Truly, truly, I say to you, when you were young, you used to dress yourself and walk wherever you wanted, but when you are old, you will stretch out your hands, and another will dress you and carry you where you do not want to go.” (This he said to show by what kind of death he was to glorify God.) And after saying this he said to him, “Follow me.”
According to most scholars, John’s gospel was written last among the gospels, well into John’s old age. John, the youngest of the disciples, had developed from the firebrand he was in his youth (Jesus had called him and his brother James the “Sons of Thunder”) to the fatherly, gracious, and gentle “Apostle of Love.”

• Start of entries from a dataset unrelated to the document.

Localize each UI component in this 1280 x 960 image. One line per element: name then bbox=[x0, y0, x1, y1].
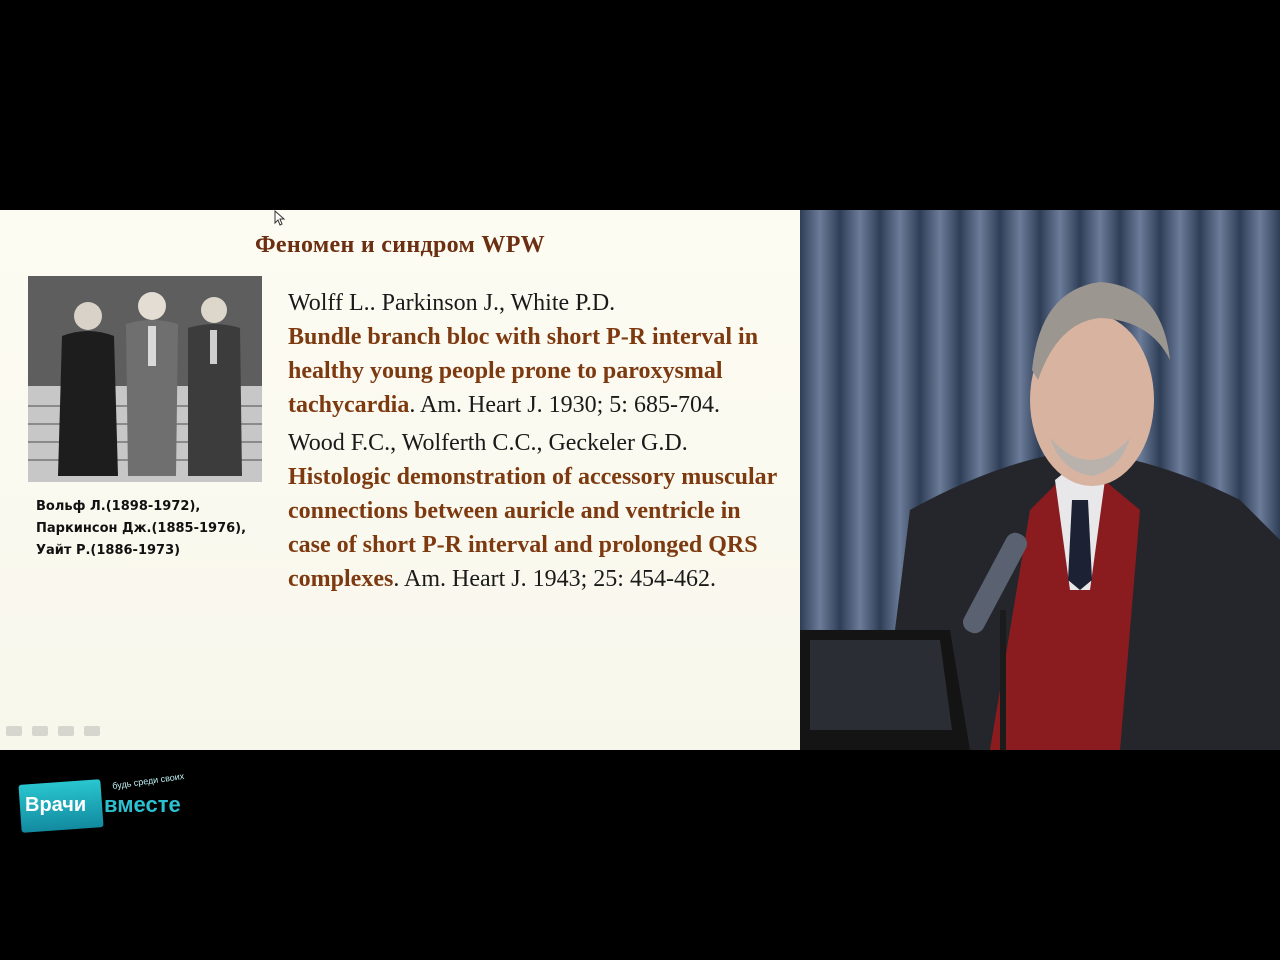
vrachi-vmeste-logo bbox=[20, 771, 220, 836]
reference-1-authors: Wolff L.. Parkinson J., White P.D. bbox=[288, 290, 616, 316]
logo-word-2: вместе bbox=[104, 792, 181, 817]
historical-photo bbox=[28, 276, 262, 482]
reference-2-citation: . Am. Heart J. 1943; 25: 454-462. bbox=[393, 566, 716, 592]
pen-icon[interactable] bbox=[32, 726, 48, 736]
reference-1 bbox=[288, 286, 788, 422]
slide-title: Феномен и синдром WPW bbox=[255, 232, 545, 258]
logo-word-1: Врачи bbox=[25, 794, 87, 816]
speaker-video bbox=[800, 210, 1280, 750]
logo-tagline: будь среди своих bbox=[111, 771, 185, 791]
mouse-cursor-icon bbox=[274, 210, 286, 226]
reference-2-authors: Wood F.C., Wolferth C.C., Geckeler G.D. bbox=[288, 430, 688, 456]
presentation-slide bbox=[0, 210, 800, 750]
reference-1-title: Bundle branch bloc with short P-R interval in healthy young people prone to paroxysmal tachycardia bbox=[288, 324, 759, 418]
photo-caption: Вольф Л.(1898-1972), Паркинсон Дж.(1885-1976), Уайт Р.(1886-1973) bbox=[36, 499, 247, 558]
reference-1-citation: . Am. Heart J. 1930; 5: 685-704. bbox=[409, 392, 720, 418]
slide-controls bbox=[6, 726, 100, 736]
menu-icon[interactable] bbox=[58, 726, 74, 736]
reference-2 bbox=[288, 426, 788, 596]
references bbox=[288, 286, 788, 596]
prev-slide-icon[interactable] bbox=[6, 726, 22, 736]
next-slide-icon[interactable] bbox=[84, 726, 100, 736]
reference-2-title: Histologic demonstration of accessory muscular connections between auricle and ventricle in case of short P-R interval and prolonged QRS complexes bbox=[288, 464, 777, 592]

The other gospels were written by younger men, men who stood at the precipice of life, at those times in their lives when years of potential service stretched before them. They could, as Christ said of Peter, dress themselves and walk wherever they wanted – euphemistic language for the potential of self-determination. But by the time that John wrote his gospel, his youth had long since faded.
The Spirit brought to mind this conversation between Jesus, Peter, and, somewhat, himself. He seemed to be listening in, but in his old age it all came flooding back. His physical condition was weakened. The young man had become an old man, possibly by this time the last survivor of those original Twelve. He had seen others fade, had seen their lives of dedication, and saw the indignities of age descend upon their bodies. He had also witnessed the increase of their spiritual confidence, and as their body aged, for many, their spirits seemed to gain strength.
Peter’s earthly life had been snuffed out too soon by his martyrdom. The day came when he knew it was time for this prophecy to be fulfilled and he willingly submitted himself to his own martyrdom. Other took him to where he did not want to go and stretched his hand forth upon a different cross and crucified him. According to tradition, Peter refused to be crucified right side up, as his Lord was, and requested to be placed upside down, which his persecutors were willing to do.
But then John’s life had a different ending. He served for many years longer than the others, was imprisoned for several of those on the Isle of Patmos, but did not die until he was an old, old man. He saw the things that all older people will see – the rise of younger people, the loss of freedom of movement, and the waning influence in the affairs of his day. I am sure that he rejoiced in the spread of the faith, in the rising to prominence young and dedicated Christ-followers.
Yet this conversation between Jesus and Peter seems to be placed in the gospel to remind us all of our role, if God allows us to live so long. Self-determination will fade for us all. The time will come when we will be unable to even dress ourselves or go where we want to go. Others will need to care for us. Perhaps it was in reflection of such realities that John changed, that the firebrand in him died. It is probable that Paul was in heaven for a full generation before the Spirit inspired John to write anything we have in our Bibles, and in that time John learned more about trust and love and gentleness.
The goal of all of life, of every stage and season, can be summed up in the words of Christ, “Come, follow Me.” Jesus of Nazareth never lived to be very old, but He is still the Lord to follow all of our days. A gentleness of spirit should grow in us as we age. Kindness and forgiveness should flow from our hearts. Left to nature’s course alone, we will become more grumpy, impatient, and perhaps angry. But if through the Spirit we may put to death the misdeeds of the body we will find, I believe, a continual growth in grace.
Our task as followers of Christ is to greet each day surrendered to Him, to let His love dwell within us and to shine through us, and to follow His leading to where He wants us to go. “So we do not lose heart. Though our outer man is wasting away, our inner self is being renewed day by day” (2 Cor. 4:16).